What this means is that people who donate stem cells can indeed be paid.
As a result of this litigation, donation of PBSCs is now an exception to the Transplant Act.
The exclusion, by the way, doesn’t include traditional bone marrow donations – the one where they stick a needle in your hip and suck out marrow directly from the bone. PBSCs have replaced the traditional method to a great extent with as much as 75 percent of transplants being done with stem cells.
Call me an idealist maybe, but I’ve always thought that people who donate some piece of their body are doing it out of the goodness of their hearts, not for the betterment of their wallets.
But that’s just me.
There’s a slew of folks, apparently, who don’t feel like I do. I’m not saying they’re right or wrong.
So, is this just a cynical reaction to the realities of today’s health care, or is it a groundbreaking move that will mean more donors, more potential matches, and, presumably, more multiple myeloma survivors?
Keep in mind that any invasive procedure, no matter how otherwise routine it may be, carries some level of increased risk – no matter how small. That includes harvesting of PBSCs.
When it comes to getting compensation for stem cell donation, is it greed, or is it a just compensation for the inconvenience and maybe a tiny bit of risk?

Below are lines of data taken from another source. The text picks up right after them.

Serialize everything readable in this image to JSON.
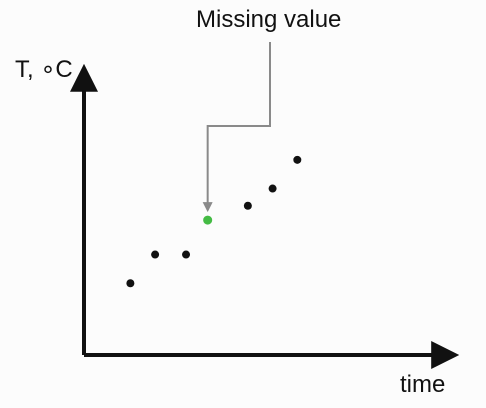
{
  "chart_data": {
    "type": "scatter",
    "title": "",
    "xlabel": "time",
    "ylabel": "T, ∘C",
    "grid": false,
    "legend": "none",
    "xlim": [
      0,
      12
    ],
    "ylim": [
      0,
      10
    ],
    "points": [
      {
        "x": 1.5,
        "y": 2.5,
        "missing": false
      },
      {
        "x": 2.3,
        "y": 3.5,
        "missing": false
      },
      {
        "x": 3.3,
        "y": 3.5,
        "missing": false
      },
      {
        "x": 4.0,
        "y": 4.7,
        "missing": true
      },
      {
        "x": 5.3,
        "y": 5.2,
        "missing": false
      },
      {
        "x": 6.1,
        "y": 5.8,
        "missing": false
      },
      {
        "x": 6.9,
        "y": 6.8,
        "missing": false
      }
    ],
    "annotation": {
      "text": "Missing value",
      "target_index": 3
    },
    "colors": {
      "point": "#111111",
      "missing_point": "#44bb44",
      "axis": "#111111",
      "leader": "#8a8a8a"
    }
  }
}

The argument of the plaintiffs was that it was wrong in the first place to regard regenerative stem cells the same way that irreplaceable organs are treated.

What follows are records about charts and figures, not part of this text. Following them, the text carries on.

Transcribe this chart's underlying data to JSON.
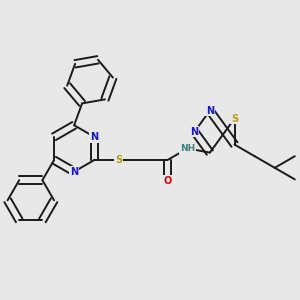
{
  "bg_color": "#e8e8e8",
  "bond_color": "#1a1a1a",
  "bond_lw": 1.4,
  "dbo": 0.012,
  "atom_colors": {
    "N": "#1414d4",
    "S": "#b8a000",
    "O": "#d40000",
    "H": "#3a8080",
    "C": "#1a1a1a"
  },
  "fs": 7.0
}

Shaka Mitchell, president and founding member of MoreMarrowDonors, said in a statement after the Attorney General’s acquiescence that the decision is going to expand options beyond the existing match system, which she called “woefully inadequate.” As many as 1,000 people in the United States die each year because they can’t find a match, she claimed.

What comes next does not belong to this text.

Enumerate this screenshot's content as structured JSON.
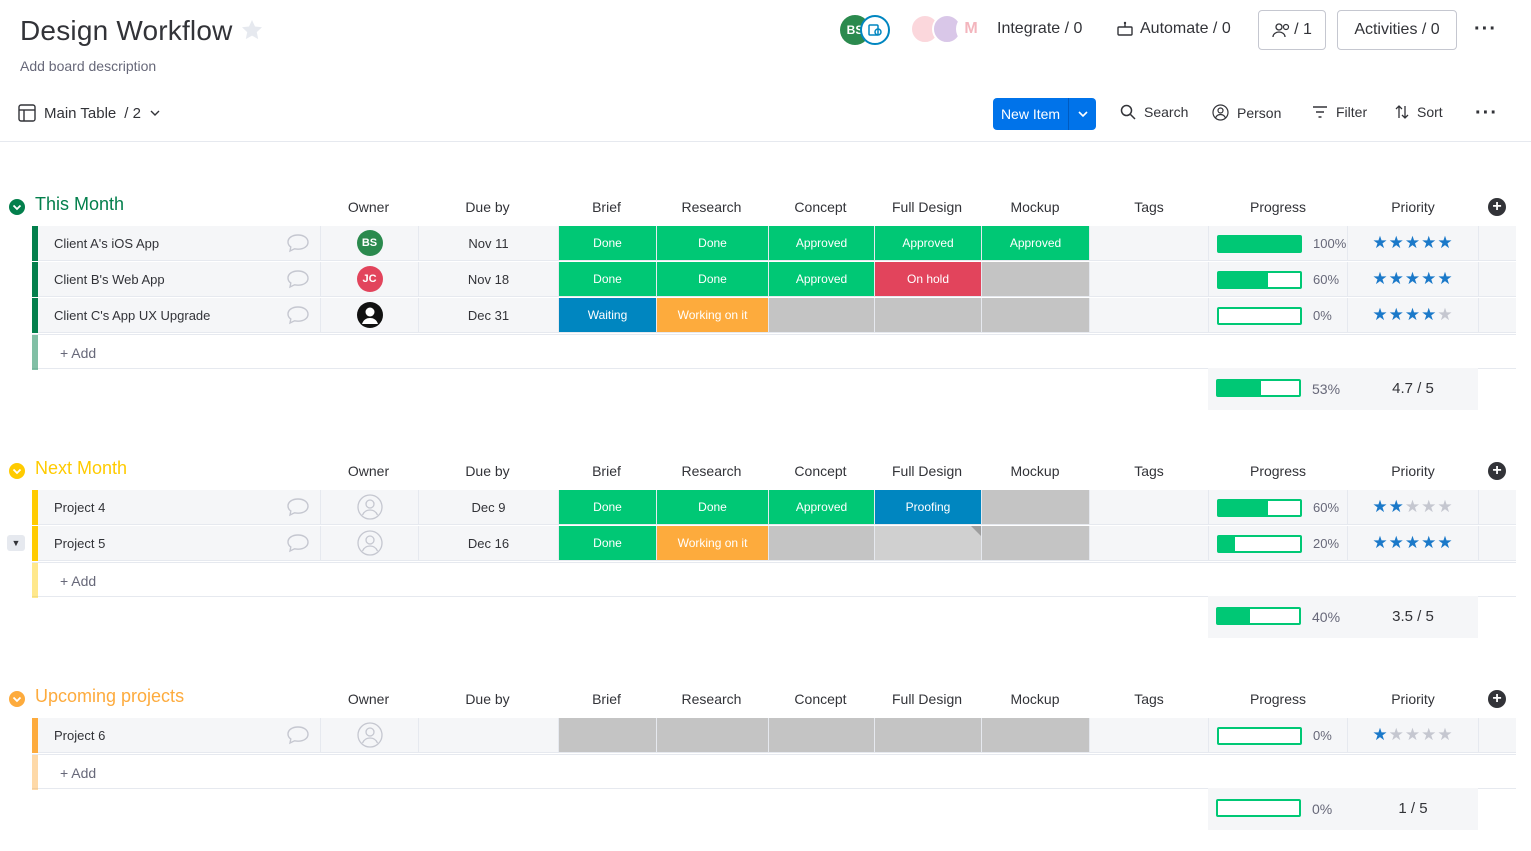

MoreMarrowDonors plans a pilot program that would give donors a $3,000 scholarship, a housing allowance, or a gift to the charity of their choice.
Speaking for the losing side, Michael Boo, chief strategy officer for the National Marrow Donor Program, said in a statement that the exception represents a “misguided view” that there will be a salutary impact on the donation of PBSCs. A disappointed Blood Marrow Donor Program says that “compensation will limit treatment options for patients, decrease the quality of donations, and divert much-needed money from areas where it can help a wider range of patients.”
As for me, I’m still stuck on the whole idea that a certain portion of our population needs to be compensated in order to lure them into donorhood.
I worry about the underlying belief that “money talks.”
There are those who don’t think that voluntary donations are adequate any more and believe that financial incentives are the way to go to expand the stem cell donor base.
I wonder, though, how this works now.
By being exempted from the Transplant Act, are PBSCs now on the open market?
MoreMarrowDonors’ pilot plan is a reasonable one, it seems to me, but is there anything to stop someone now from setting up shop and putting PBSCs up for sale? And how are they paid for? Insurance? Out-of-pocket?
The cost of staying alive with myeloma is already daunting.
I rationalize my concern over this financial reward system by reflecting about those who might be unable to find a good match among the 18.5 million or so donors on the domestic and international registries. There are 9.5 million voluntary donors on the National Blood Marrow Donor Program’s Match Registry.
Why shouldn’t those without a good match in the traditional registry system be allowed to go out into the marketplace where some kind of monetary incentive might find them the right match?
If I put myself in their shoes, I’d say, “Damn straight, give me every option there is.”
Most people don’t get a familial match and are forced to go out to the national registry.
I guess I come down on the side of survival.
Although compensating people for donations just seems to be so cynical a view of what we think of people’s motivation nowadays.
Is this what we’ve come to?
Lou Ganim is a multiple myeloma patient and columnist at The Myeloma Beacon.